The only response we received to these questions was a spokesman for the Welsh Government, who said: “We will provide an update at three weeks’ review later this week.”
So what to make of this? Well, Mr Drakeford has previously suggested that it’s about direction of travel. In a previous interview with WalesOnline, he said: “I think the crucial thing is less a specific number than the direction of travel. If the coronavirus continues to rise in Wales, as it has done in the last three reviews, we will reach a point , where its impact on society and on health care is such that further action will be inevitable.
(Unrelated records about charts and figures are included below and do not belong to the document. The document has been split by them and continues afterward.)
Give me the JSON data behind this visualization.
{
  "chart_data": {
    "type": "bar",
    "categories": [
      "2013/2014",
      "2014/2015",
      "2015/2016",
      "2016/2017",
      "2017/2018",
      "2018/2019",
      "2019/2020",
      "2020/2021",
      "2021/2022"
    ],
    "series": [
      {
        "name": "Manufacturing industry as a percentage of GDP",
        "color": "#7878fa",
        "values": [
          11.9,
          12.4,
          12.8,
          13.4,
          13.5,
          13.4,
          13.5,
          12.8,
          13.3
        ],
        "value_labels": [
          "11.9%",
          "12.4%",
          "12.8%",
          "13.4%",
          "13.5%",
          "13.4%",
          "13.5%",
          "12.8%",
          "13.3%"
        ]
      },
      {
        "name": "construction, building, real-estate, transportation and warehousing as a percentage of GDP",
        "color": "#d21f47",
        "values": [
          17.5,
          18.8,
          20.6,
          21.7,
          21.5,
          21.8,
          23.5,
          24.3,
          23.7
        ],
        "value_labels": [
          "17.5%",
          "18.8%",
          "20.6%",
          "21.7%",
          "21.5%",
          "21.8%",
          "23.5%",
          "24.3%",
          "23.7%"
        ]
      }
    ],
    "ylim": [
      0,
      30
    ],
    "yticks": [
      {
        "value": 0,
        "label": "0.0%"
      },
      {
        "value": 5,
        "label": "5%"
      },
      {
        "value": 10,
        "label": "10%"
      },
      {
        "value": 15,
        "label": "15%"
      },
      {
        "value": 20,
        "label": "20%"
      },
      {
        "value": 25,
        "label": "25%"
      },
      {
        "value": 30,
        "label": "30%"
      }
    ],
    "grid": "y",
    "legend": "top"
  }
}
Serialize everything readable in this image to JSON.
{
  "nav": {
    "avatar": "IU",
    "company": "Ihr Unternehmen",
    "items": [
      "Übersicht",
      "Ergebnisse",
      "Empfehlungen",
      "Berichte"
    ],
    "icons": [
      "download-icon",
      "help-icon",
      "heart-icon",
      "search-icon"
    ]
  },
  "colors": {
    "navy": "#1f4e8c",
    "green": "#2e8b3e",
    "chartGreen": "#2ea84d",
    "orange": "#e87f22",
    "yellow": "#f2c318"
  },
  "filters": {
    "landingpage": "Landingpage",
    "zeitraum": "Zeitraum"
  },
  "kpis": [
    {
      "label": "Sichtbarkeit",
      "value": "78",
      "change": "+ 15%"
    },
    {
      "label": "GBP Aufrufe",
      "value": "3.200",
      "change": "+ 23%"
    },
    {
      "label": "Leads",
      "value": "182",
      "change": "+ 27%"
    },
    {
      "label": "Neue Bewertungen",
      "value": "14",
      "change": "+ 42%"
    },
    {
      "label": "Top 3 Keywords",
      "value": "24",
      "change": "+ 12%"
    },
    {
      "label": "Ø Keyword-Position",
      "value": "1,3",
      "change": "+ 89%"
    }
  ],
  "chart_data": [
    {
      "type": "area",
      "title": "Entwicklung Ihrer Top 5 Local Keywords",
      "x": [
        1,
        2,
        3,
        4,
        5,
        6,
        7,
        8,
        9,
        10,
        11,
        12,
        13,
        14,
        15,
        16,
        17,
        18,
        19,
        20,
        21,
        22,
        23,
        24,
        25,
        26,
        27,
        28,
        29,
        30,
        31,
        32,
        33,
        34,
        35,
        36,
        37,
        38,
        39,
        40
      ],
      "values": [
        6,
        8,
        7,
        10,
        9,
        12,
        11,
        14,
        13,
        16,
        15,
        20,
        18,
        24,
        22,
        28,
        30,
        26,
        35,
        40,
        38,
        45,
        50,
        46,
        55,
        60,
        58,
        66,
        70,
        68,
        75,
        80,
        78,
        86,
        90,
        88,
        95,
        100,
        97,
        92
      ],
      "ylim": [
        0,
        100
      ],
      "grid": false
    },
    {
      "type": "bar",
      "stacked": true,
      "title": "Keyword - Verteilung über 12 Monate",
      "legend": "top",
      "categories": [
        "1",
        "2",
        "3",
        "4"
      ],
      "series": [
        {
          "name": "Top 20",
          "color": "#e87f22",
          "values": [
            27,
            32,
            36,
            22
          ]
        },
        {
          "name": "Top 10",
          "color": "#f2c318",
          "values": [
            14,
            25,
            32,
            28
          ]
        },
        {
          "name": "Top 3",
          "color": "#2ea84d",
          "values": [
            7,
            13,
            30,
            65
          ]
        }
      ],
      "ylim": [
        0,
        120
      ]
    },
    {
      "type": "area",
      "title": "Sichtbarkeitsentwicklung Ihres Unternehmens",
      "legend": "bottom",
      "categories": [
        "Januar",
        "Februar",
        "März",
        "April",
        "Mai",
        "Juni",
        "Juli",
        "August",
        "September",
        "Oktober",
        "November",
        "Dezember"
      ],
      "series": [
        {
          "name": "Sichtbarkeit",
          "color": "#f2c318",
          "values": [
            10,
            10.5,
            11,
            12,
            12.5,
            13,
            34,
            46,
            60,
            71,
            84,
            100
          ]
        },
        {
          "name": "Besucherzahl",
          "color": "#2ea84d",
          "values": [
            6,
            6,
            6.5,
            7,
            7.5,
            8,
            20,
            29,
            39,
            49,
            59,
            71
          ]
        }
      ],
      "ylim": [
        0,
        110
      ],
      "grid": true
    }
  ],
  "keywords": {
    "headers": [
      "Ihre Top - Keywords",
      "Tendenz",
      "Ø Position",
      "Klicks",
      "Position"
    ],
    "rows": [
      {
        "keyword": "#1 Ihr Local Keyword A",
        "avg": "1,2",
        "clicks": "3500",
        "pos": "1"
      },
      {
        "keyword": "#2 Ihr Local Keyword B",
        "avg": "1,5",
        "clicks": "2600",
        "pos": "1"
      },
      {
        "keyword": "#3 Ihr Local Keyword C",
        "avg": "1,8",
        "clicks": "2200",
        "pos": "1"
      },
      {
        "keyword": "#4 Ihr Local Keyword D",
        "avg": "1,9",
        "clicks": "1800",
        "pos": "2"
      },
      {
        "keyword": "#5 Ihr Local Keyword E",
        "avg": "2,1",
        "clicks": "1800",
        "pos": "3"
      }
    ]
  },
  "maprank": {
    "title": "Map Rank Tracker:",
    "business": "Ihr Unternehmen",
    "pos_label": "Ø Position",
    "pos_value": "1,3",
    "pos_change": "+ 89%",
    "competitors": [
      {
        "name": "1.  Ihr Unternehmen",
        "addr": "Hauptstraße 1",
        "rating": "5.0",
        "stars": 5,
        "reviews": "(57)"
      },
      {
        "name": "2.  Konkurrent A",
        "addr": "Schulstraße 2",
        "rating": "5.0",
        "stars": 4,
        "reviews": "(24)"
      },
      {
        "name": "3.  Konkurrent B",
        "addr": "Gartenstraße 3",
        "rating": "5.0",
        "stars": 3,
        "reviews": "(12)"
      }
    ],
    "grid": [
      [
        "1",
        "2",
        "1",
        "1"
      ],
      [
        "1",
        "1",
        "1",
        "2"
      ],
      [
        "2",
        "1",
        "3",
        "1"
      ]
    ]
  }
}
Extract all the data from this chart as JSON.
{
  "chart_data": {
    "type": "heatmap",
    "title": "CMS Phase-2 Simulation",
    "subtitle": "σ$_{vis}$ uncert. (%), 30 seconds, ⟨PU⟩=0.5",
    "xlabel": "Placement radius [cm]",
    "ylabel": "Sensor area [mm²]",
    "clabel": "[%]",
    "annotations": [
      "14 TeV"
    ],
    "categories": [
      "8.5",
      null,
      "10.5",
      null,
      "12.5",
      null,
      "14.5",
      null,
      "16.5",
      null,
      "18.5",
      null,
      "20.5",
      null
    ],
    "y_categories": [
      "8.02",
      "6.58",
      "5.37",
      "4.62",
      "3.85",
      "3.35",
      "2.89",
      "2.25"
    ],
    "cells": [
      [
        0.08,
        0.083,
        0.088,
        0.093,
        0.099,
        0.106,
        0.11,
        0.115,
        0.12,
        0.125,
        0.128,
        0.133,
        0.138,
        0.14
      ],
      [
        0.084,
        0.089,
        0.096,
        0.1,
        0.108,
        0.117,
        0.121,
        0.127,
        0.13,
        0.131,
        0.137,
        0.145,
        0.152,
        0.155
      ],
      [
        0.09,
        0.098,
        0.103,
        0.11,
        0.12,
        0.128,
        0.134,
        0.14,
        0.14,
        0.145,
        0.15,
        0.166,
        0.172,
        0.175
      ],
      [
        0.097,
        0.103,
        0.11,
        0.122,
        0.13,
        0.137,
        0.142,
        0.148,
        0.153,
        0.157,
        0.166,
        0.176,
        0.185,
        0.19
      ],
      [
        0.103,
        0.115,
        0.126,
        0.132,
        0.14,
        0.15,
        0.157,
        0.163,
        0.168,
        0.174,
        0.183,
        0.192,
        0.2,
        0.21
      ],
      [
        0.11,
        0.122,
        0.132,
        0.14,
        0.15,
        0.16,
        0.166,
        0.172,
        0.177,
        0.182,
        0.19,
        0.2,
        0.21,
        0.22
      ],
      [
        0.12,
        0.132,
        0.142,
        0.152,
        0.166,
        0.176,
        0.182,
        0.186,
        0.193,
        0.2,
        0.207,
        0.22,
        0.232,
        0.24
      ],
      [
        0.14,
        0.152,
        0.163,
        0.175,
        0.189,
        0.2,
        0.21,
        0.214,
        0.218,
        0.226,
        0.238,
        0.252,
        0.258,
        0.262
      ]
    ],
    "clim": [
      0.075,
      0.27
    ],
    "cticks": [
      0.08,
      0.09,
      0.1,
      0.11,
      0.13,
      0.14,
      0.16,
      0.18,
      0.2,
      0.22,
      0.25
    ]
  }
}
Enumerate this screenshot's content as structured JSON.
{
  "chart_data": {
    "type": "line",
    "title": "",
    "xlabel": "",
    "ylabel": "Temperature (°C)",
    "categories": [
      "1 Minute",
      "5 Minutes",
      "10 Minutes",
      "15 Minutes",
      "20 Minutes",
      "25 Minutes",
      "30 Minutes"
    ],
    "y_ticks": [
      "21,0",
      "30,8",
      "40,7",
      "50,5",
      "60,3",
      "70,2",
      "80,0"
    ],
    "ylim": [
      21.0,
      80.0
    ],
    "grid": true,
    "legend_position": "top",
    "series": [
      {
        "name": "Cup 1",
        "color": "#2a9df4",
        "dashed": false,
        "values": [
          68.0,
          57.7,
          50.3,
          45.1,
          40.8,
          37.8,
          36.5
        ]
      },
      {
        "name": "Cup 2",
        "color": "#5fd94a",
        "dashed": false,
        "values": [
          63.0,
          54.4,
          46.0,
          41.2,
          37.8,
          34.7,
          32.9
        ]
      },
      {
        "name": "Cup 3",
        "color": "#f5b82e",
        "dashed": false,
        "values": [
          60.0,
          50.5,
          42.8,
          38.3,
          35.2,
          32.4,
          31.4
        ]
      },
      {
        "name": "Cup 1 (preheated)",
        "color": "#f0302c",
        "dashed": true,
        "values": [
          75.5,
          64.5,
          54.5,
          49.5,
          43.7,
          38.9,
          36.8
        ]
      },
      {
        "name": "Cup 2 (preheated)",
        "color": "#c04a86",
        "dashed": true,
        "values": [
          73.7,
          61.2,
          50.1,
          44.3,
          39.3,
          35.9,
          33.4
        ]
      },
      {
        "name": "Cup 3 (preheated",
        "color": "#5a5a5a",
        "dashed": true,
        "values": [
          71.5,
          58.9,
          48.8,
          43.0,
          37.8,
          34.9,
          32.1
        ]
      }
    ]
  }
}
“If we can stabilize and reverse that trend, I would think we can stay where we have been for the last nine weeks with the lowest level of restrictions we have seen since coronavirus began.
“For me, it is not a matter of being able to say whether it is this number up or down. Trend up we are in trouble and other things have to happen. Trend down and we will be able to stay with the level of restrictions that we have managed in the nine weeks. “
When Mr Drakeford was challenged on the effectiveness of the measures by Welsh Conservative Paul Davies, Mr Drakeford replied: “We follow the advice of the Chief Medical Officer and he supports our position on the Covid Pass.”
In an interview with Wales’ chief physician, Dr. Frank Atherton, asked WalesOnline what the scientific basis was for the submissions.
The CMO did not offer a ringing endorsement, saying one of the biggest benefits of the passport was that it reminded people that Covid existed.
He said: “The evidence is still being built around Covid passports. Lots of other countries around the world have adopted them. Wales also decided to adopt them. The actual direct impact is probably quite small. But there are bigger impacts in terms of messages, that gives and a reminder to people that we are not out of the woods yet, that we really are still at a difficult stage in the pandemic, and that we have to do everything.
“So, that’s probably a small positive benefit of Covid passes. What we need to do when we have such high rates of community transfer is to take everything that gives us more advantage. So face clothing gives us a small advantage, social “Distance provides a greater advantage. Covid passes are likely to provide a small advantage, and we need to put those things together. All of them can help push rates down.”